Hampir sembilan dari 10 kegagalan kabel internet bawah laut dalam dekade terakhir menyebabkan sedikit atau tidak ada gangguan pada jaringan Bitcoin, menurut penelitian akademis baru.
Kegagalan Acak Vs. Pemotongan Ditargetkan
Studi yang diterbitkan pada bulan Februari oleh peneliti Wenbin Wu dan Alexander Neumueller dari Cambridge Centre for Alternative Finance, melacak 68 peristiwa kesalahan kabel yang dikonfirmasi antara 2014 dan 2025.
Data menunjukkan 87% dari insiden tersebut membuat kurang dari 5% node Bitcoin offline. Dampak harga pada dasarnya tidak ada — koefisien korelasi antara kegagalan kabel dan nilai pasar Bitcoin berada di angka -0,02, sebuah angka yang oleh peneliti digambarkan sebagai tidak signifikan secara statistik.
Studi ini adalah yang pertama dari jenisnya yang melihat paparan Bitcoin terhadap infrastruktur internet fisik dalam kurun waktu yang panjang.
Sumber: Wenbin Wu, Alexander Neumueller
Dengan menggunakan model kaskade tingkat negara yang dibangun berdasarkan data jaringan peer-to-peer, para peneliti berusaha menjawab pertanyaan yang telah beredar di komunitas kripto selama bertahun-tahun: apa yang sebenarnya akan terjadi pada Bitcoin jika internet menerima pukulan serius?
Jawaban mereka, setidaknya untuk kegagalan acak, adalah: tidak banyak. Antara 72% dan 92% dari semua kabel bawah laut yang menghubungkan negara-negara di seluruh dunia harus gagal sebelum lebih dari 10% node Bitcoin padam.
Kabel bawah laut membawa roughly 99% dari lalu lintas internet internasional. Mencapai ambang kegagalan itu akan membutuhkan keruntuhan infrastruktur internet global yang katastrofik dan hampir total. Namun gambaran berubah drastis ketika kegagalannya disengaja.
Gambar menunjukkan peta jaringan kabel bawah laut dunia. Sumber: SubmarineCableMap
Titik Penyempitan Menunjukkan Masalah Berbeda
Serangan yang ditargetkan pada titik penyempitan kabel tertentu dapat mencapai gangguan serius dengan jauh lebih sedikit pemotongan. Pejabat mengatakan peneliti menemukan ambang kegagalan kritis turun menjadi antara 5% dan 20% ketika serangan ditujukan pada titik persimpangan ber-lalu lintas tinggi — sebuah ancaman yang dalam makalah digambarkan sebagai roughly satu tingkat magnitudo lebih kuat daripada kegagalan acak.
Kesenjangan antara risiko acak dan yang ditargetkan adalah temuan paling tajam dalam laporan tersebut. Ini menunjukkan bahwa paparan Bitcoin terhadap infrastruktur fisik tidak terdistribusi secara merata.
Beberapa kabel jauh lebih penting daripada yang lain, dan serangan yang terkoordinasi dengan baik pada koneksi yang tepat dapat menyebabkan kerusakan yang tidak terjadi selama bertahun-tahun pemadaman tidak disengaja.
Diversifikasi geografis dalam penambangan Bitcoin, yang berkembang signifikan setelah penindasan China pada 2021 mendorong operasi ke negara lain, sedikit pun tidak mengubah gambaran ini.

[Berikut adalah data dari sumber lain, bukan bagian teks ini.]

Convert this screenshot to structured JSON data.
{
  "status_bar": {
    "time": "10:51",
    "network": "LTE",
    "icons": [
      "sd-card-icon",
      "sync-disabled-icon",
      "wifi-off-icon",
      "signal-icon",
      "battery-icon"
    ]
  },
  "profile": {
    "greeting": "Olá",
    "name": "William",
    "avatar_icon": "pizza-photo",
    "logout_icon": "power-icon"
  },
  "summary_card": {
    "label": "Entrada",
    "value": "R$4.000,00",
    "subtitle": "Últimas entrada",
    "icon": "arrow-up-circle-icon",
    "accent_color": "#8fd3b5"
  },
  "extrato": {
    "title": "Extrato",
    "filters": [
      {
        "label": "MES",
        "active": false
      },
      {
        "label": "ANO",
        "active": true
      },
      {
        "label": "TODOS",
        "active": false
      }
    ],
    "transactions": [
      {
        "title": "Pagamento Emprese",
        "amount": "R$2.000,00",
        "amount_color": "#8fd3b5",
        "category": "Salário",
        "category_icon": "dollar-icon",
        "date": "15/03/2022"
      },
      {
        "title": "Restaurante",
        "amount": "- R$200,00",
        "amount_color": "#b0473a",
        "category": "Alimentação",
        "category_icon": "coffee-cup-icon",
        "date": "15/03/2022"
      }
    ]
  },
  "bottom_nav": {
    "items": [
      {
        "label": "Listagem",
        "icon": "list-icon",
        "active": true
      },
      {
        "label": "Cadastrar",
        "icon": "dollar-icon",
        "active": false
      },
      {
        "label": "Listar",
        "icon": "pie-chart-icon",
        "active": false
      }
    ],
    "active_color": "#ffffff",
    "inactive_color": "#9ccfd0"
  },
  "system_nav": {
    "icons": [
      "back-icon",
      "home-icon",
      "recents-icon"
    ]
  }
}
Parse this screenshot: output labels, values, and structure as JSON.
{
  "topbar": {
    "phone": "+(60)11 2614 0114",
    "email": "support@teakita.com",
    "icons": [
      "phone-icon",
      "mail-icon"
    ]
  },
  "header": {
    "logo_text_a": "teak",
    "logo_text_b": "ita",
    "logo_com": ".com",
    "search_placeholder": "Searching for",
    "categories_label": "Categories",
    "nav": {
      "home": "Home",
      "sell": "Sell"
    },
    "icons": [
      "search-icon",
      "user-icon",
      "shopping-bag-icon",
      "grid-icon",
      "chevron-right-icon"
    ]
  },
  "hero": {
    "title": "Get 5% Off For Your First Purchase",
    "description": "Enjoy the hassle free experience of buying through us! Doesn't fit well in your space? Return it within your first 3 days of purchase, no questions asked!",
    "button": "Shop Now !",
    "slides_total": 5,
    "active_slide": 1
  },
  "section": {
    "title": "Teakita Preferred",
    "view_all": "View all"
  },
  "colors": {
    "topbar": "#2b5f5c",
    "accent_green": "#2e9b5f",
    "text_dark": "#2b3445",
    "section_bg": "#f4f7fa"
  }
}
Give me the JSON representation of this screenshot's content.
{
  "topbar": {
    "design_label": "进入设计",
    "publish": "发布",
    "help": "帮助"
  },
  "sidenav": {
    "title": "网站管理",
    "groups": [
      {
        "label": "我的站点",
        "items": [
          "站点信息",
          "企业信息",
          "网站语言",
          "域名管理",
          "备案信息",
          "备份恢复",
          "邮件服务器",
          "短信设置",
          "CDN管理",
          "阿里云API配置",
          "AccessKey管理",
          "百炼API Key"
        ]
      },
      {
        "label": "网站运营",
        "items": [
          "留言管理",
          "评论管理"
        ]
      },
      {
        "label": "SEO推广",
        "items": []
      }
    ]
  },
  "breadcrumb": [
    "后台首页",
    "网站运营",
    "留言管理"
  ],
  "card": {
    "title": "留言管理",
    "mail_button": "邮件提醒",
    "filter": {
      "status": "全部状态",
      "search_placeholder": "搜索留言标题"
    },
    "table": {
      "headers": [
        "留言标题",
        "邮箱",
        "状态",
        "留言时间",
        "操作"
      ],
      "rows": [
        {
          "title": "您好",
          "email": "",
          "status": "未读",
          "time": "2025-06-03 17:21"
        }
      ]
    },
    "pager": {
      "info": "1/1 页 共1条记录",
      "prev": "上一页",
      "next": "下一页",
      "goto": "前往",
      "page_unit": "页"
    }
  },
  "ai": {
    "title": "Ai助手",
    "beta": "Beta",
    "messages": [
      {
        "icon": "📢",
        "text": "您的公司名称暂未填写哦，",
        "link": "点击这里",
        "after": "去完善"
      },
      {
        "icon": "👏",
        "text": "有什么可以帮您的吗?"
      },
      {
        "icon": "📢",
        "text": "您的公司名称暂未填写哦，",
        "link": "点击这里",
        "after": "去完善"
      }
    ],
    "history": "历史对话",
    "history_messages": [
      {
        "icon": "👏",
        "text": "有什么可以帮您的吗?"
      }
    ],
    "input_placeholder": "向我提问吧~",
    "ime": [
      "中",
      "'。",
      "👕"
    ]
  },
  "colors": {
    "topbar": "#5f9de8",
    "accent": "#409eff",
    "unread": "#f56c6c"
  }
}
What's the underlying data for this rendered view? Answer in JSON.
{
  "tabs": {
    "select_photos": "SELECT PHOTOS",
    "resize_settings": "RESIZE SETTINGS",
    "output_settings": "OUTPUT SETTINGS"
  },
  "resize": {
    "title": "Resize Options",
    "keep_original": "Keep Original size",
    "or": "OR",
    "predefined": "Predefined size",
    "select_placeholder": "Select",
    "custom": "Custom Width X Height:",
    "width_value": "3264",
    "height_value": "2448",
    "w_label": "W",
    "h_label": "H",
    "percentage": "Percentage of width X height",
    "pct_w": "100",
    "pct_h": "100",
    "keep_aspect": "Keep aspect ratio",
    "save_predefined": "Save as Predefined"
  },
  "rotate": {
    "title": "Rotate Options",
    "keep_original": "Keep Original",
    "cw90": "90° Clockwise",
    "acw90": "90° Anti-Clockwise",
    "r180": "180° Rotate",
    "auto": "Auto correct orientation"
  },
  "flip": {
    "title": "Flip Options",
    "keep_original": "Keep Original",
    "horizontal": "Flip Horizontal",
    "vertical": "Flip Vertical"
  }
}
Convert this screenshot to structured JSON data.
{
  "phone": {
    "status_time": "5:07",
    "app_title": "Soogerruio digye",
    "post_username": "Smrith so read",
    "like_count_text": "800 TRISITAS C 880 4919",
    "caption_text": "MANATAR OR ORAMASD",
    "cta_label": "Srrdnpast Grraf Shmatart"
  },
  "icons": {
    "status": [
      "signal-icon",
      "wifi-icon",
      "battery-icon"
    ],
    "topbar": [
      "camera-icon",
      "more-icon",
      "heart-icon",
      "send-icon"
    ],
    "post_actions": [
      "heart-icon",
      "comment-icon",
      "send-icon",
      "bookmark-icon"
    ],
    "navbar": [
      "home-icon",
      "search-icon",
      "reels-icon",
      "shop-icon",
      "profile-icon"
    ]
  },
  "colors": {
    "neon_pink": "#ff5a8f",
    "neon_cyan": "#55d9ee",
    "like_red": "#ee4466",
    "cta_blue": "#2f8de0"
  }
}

Laporan menunjukkan bahwa kekuatan infrastruktur mengikuti rute kabel fisik, bukan di mana penambang kebetulan berada.
Tor Menambahkan Lapisan Kompleksitas
Satu faktor yang menguntungkan Bitcoin adalah penggunaan luas Tor, sistem perutean yang berfokus pada privasi yang memantulkan lalu lintas melalui rantai server untuk menyembunyikan lokasi pengguna.
Berdasarkan laporan, 64% dari semua node Bitcoin efektif tidak terlihat oleh pengamat luar karena adopsi Tor — sebuah detail yang mempersulit upaya apa pun untuk memetakan dan menargetkan jaringan.